P3DFFT++ C++ Reference



Setup and Grid Layout

   grid constructor

P3DFFT++ Transforms

  1D Transforms

   Custom transform types

   Planning 1D Transform

   Executing 1D Transform

   3D Transforms

   trans_type3D constructor

   Transform3D constructor

   Transform3D Execution

   3D Spectral Derivative


For C++ users all P3DFFT++ objects are defined within the p3dfft namespace, in order to avoid confusion with user-defined objects. For example, to initialize P3DFFT++ it is necessary to call the function p3dfft::setup(), and to exit P3DFFT++ one should call p3dfft::cleanup() (alternatively, one can use namespace p3dfft and call setup() and cleanup()).
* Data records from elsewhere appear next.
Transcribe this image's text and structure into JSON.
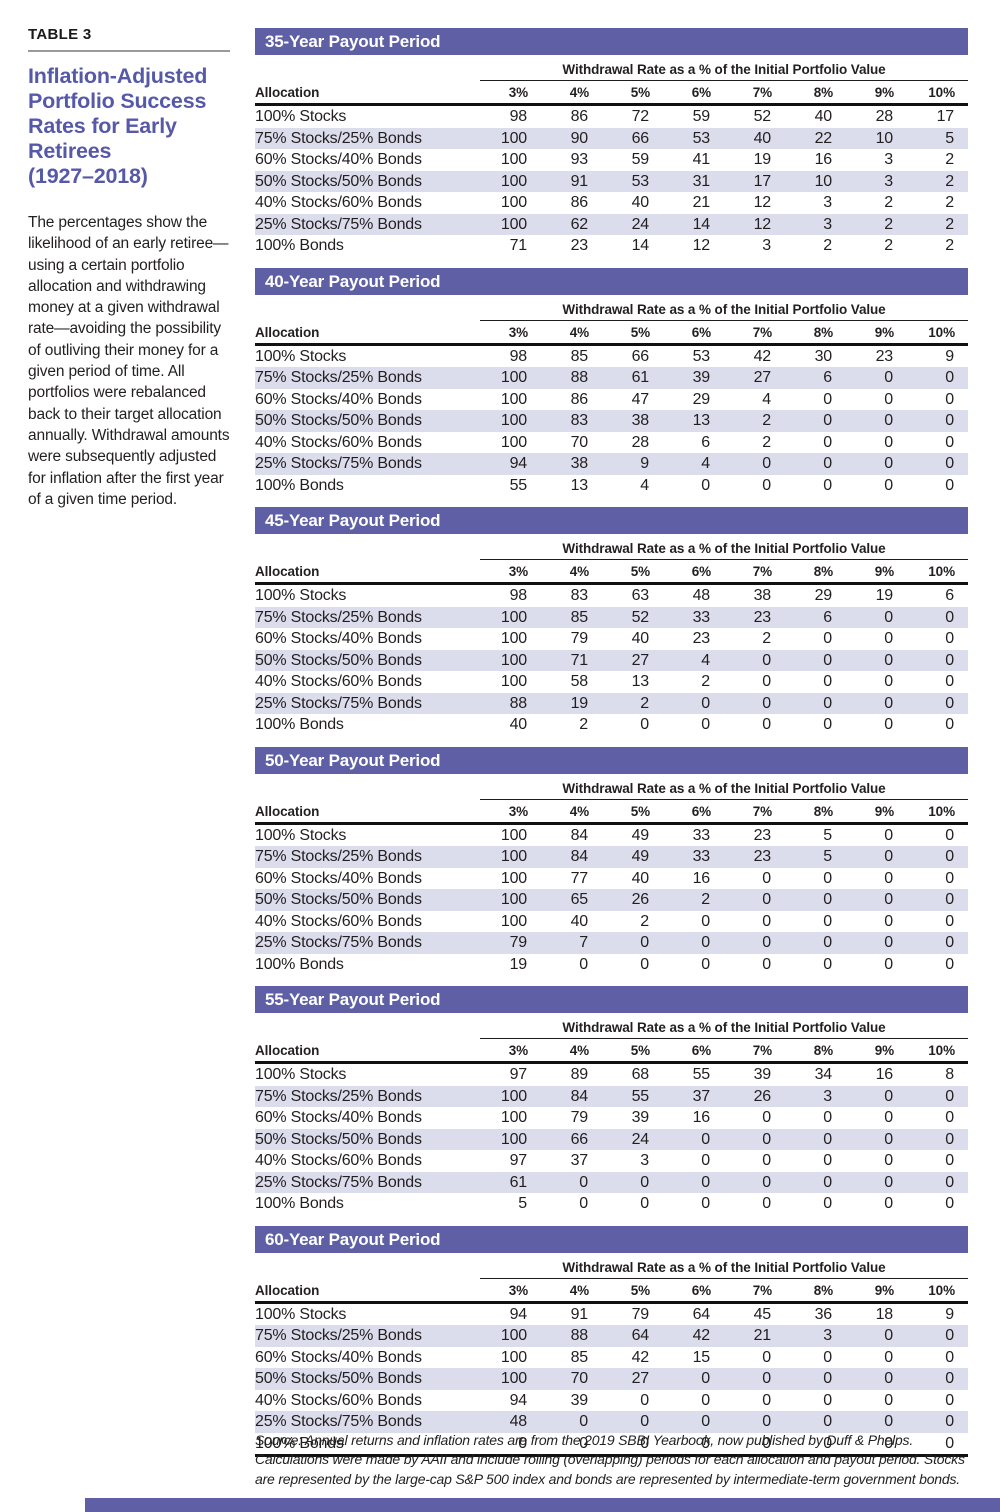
{
  "colors": {
    "header_bar": "#5e5fa5",
    "row_stripe": "#dcddec",
    "sidebar_title": "#5659a8",
    "body_text": "#231f20"
  },
  "sidebar": {
    "table_label": "TABLE 3",
    "title_lines": [
      "Inflation-Adjusted",
      "Portfolio Success",
      "Rates for Early",
      "Retirees",
      "(1927–2018)"
    ],
    "description": "The percentages show the likelihood of an early retiree—using a certain portfolio allocation and withdrawing money at a given withdrawal rate—avoiding the possibility of outliving their money for a given period of time. All portfolios were rebalanced back to their target allocation annually. Withdrawal amounts were subsequently adjusted for inflation after the first year of a given time period."
  },
  "headers": {
    "group": "Withdrawal Rate as a % of the Initial Portfolio Value",
    "allocation": "Allocation",
    "rates": [
      "3%",
      "4%",
      "5%",
      "6%",
      "7%",
      "8%",
      "9%",
      "10%"
    ]
  },
  "tables": [
    {
      "title": "35-Year Payout Period",
      "rows": [
        {
          "allocation": "100% Stocks",
          "values": [
            98,
            86,
            72,
            59,
            52,
            40,
            28,
            17
          ]
        },
        {
          "allocation": "75% Stocks/25% Bonds",
          "values": [
            100,
            90,
            66,
            53,
            40,
            22,
            10,
            5
          ]
        },
        {
          "allocation": "60% Stocks/40% Bonds",
          "values": [
            100,
            93,
            59,
            41,
            19,
            16,
            3,
            2
          ]
        },
        {
          "allocation": "50% Stocks/50% Bonds",
          "values": [
            100,
            91,
            53,
            31,
            17,
            10,
            3,
            2
          ]
        },
        {
          "allocation": "40% Stocks/60% Bonds",
          "values": [
            100,
            86,
            40,
            21,
            12,
            3,
            2,
            2
          ]
        },
        {
          "allocation": "25% Stocks/75% Bonds",
          "values": [
            100,
            62,
            24,
            14,
            12,
            3,
            2,
            2
          ]
        },
        {
          "allocation": "100% Bonds",
          "values": [
            71,
            23,
            14,
            12,
            3,
            2,
            2,
            2
          ]
        }
      ]
    },
    {
      "title": "40-Year Payout Period",
      "rows": [
        {
          "allocation": "100% Stocks",
          "values": [
            98,
            85,
            66,
            53,
            42,
            30,
            23,
            9
          ]
        },
        {
          "allocation": "75% Stocks/25% Bonds",
          "values": [
            100,
            88,
            61,
            39,
            27,
            6,
            0,
            0
          ]
        },
        {
          "allocation": "60% Stocks/40% Bonds",
          "values": [
            100,
            86,
            47,
            29,
            4,
            0,
            0,
            0
          ]
        },
        {
          "allocation": "50% Stocks/50% Bonds",
          "values": [
            100,
            83,
            38,
            13,
            2,
            0,
            0,
            0
          ]
        },
        {
          "allocation": "40% Stocks/60% Bonds",
          "values": [
            100,
            70,
            28,
            6,
            2,
            0,
            0,
            0
          ]
        },
        {
          "allocation": "25% Stocks/75% Bonds",
          "values": [
            94,
            38,
            9,
            4,
            0,
            0,
            0,
            0
          ]
        },
        {
          "allocation": "100% Bonds",
          "values": [
            55,
            13,
            4,
            0,
            0,
            0,
            0,
            0
          ]
        }
      ]
    },
    {
      "title": "45-Year Payout Period",
      "rows": [
        {
          "allocation": "100% Stocks",
          "values": [
            98,
            83,
            63,
            48,
            38,
            29,
            19,
            6
          ]
        },
        {
          "allocation": "75% Stocks/25% Bonds",
          "values": [
            100,
            85,
            52,
            33,
            23,
            6,
            0,
            0
          ]
        },
        {
          "allocation": "60% Stocks/40% Bonds",
          "values": [
            100,
            79,
            40,
            23,
            2,
            0,
            0,
            0
          ]
        },
        {
          "allocation": "50% Stocks/50% Bonds",
          "values": [
            100,
            71,
            27,
            4,
            0,
            0,
            0,
            0
          ]
        },
        {
          "allocation": "40% Stocks/60% Bonds",
          "values": [
            100,
            58,
            13,
            2,
            0,
            0,
            0,
            0
          ]
        },
        {
          "allocation": "25% Stocks/75% Bonds",
          "values": [
            88,
            19,
            2,
            0,
            0,
            0,
            0,
            0
          ]
        },
        {
          "allocation": "100% Bonds",
          "values": [
            40,
            2,
            0,
            0,
            0,
            0,
            0,
            0
          ]
        }
      ]
    },
    {
      "title": "50-Year Payout Period",
      "rows": [
        {
          "allocation": "100% Stocks",
          "values": [
            100,
            84,
            49,
            33,
            23,
            5,
            0,
            0
          ]
        },
        {
          "allocation": "75% Stocks/25% Bonds",
          "values": [
            100,
            84,
            49,
            33,
            23,
            5,
            0,
            0
          ]
        },
        {
          "allocation": "60% Stocks/40% Bonds",
          "values": [
            100,
            77,
            40,
            16,
            0,
            0,
            0,
            0
          ]
        },
        {
          "allocation": "50% Stocks/50% Bonds",
          "values": [
            100,
            65,
            26,
            2,
            0,
            0,
            0,
            0
          ]
        },
        {
          "allocation": "40% Stocks/60% Bonds",
          "values": [
            100,
            40,
            2,
            0,
            0,
            0,
            0,
            0
          ]
        },
        {
          "allocation": "25% Stocks/75% Bonds",
          "values": [
            79,
            7,
            0,
            0,
            0,
            0,
            0,
            0
          ]
        },
        {
          "allocation": "100% Bonds",
          "values": [
            19,
            0,
            0,
            0,
            0,
            0,
            0,
            0
          ]
        }
      ]
    },
    {
      "title": "55-Year Payout Period",
      "rows": [
        {
          "allocation": "100% Stocks",
          "values": [
            97,
            89,
            68,
            55,
            39,
            34,
            16,
            8
          ]
        },
        {
          "allocation": "75% Stocks/25% Bonds",
          "values": [
            100,
            84,
            55,
            37,
            26,
            3,
            0,
            0
          ]
        },
        {
          "allocation": "60% Stocks/40% Bonds",
          "values": [
            100,
            79,
            39,
            16,
            0,
            0,
            0,
            0
          ]
        },
        {
          "allocation": "50% Stocks/50% Bonds",
          "values": [
            100,
            66,
            24,
            0,
            0,
            0,
            0,
            0
          ]
        },
        {
          "allocation": "40% Stocks/60% Bonds",
          "values": [
            97,
            37,
            3,
            0,
            0,
            0,
            0,
            0
          ]
        },
        {
          "allocation": "25% Stocks/75% Bonds",
          "values": [
            61,
            0,
            0,
            0,
            0,
            0,
            0,
            0
          ]
        },
        {
          "allocation": "100% Bonds",
          "values": [
            5,
            0,
            0,
            0,
            0,
            0,
            0,
            0
          ]
        }
      ]
    },
    {
      "title": "60-Year Payout Period",
      "rows": [
        {
          "allocation": "100% Stocks",
          "values": [
            94,
            91,
            79,
            64,
            45,
            36,
            18,
            9
          ]
        },
        {
          "allocation": "75% Stocks/25% Bonds",
          "values": [
            100,
            88,
            64,
            42,
            21,
            3,
            0,
            0
          ]
        },
        {
          "allocation": "60% Stocks/40% Bonds",
          "values": [
            100,
            85,
            42,
            15,
            0,
            0,
            0,
            0
          ]
        },
        {
          "allocation": "50% Stocks/50% Bonds",
          "values": [
            100,
            70,
            27,
            0,
            0,
            0,
            0,
            0
          ]
        },
        {
          "allocation": "40% Stocks/60% Bonds",
          "values": [
            94,
            39,
            0,
            0,
            0,
            0,
            0,
            0
          ]
        },
        {
          "allocation": "25% Stocks/75% Bonds",
          "values": [
            48,
            0,
            0,
            0,
            0,
            0,
            0,
            0
          ]
        },
        {
          "allocation": "100% Bonds",
          "values": [
            0,
            0,
            0,
            0,
            0,
            0,
            0,
            0
          ]
        }
      ]
    }
  ],
  "source_note": "Source: Annual returns and inflation rates are from the 2019 SBBI Yearbook, now published by Duff & Phelps. Calculations were made by AAII and include rolling (overlapping) periods for each allocation and payout period. Stocks are represented by the large-cap S&P 500 index and bonds are represented by intermediate-term government bonds."
}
From here on in this document we will omit the implicit p3dfft:: prefix from all C++ names.

Setup and Grid layout

The public portion of the grid class is below.

class grid {


public :

int taskid,numtasks;

int nd; //number of dimensions the volume is split over

int gdims[3]; //Global dimensions

dim_conj_sym; // dimension of the array in which a little less than half of the elements are omitted due to conjugate symmetry. This argument should be non-negative only for complex-valued arrays resulting from real-to-complex FFT in the given dimension.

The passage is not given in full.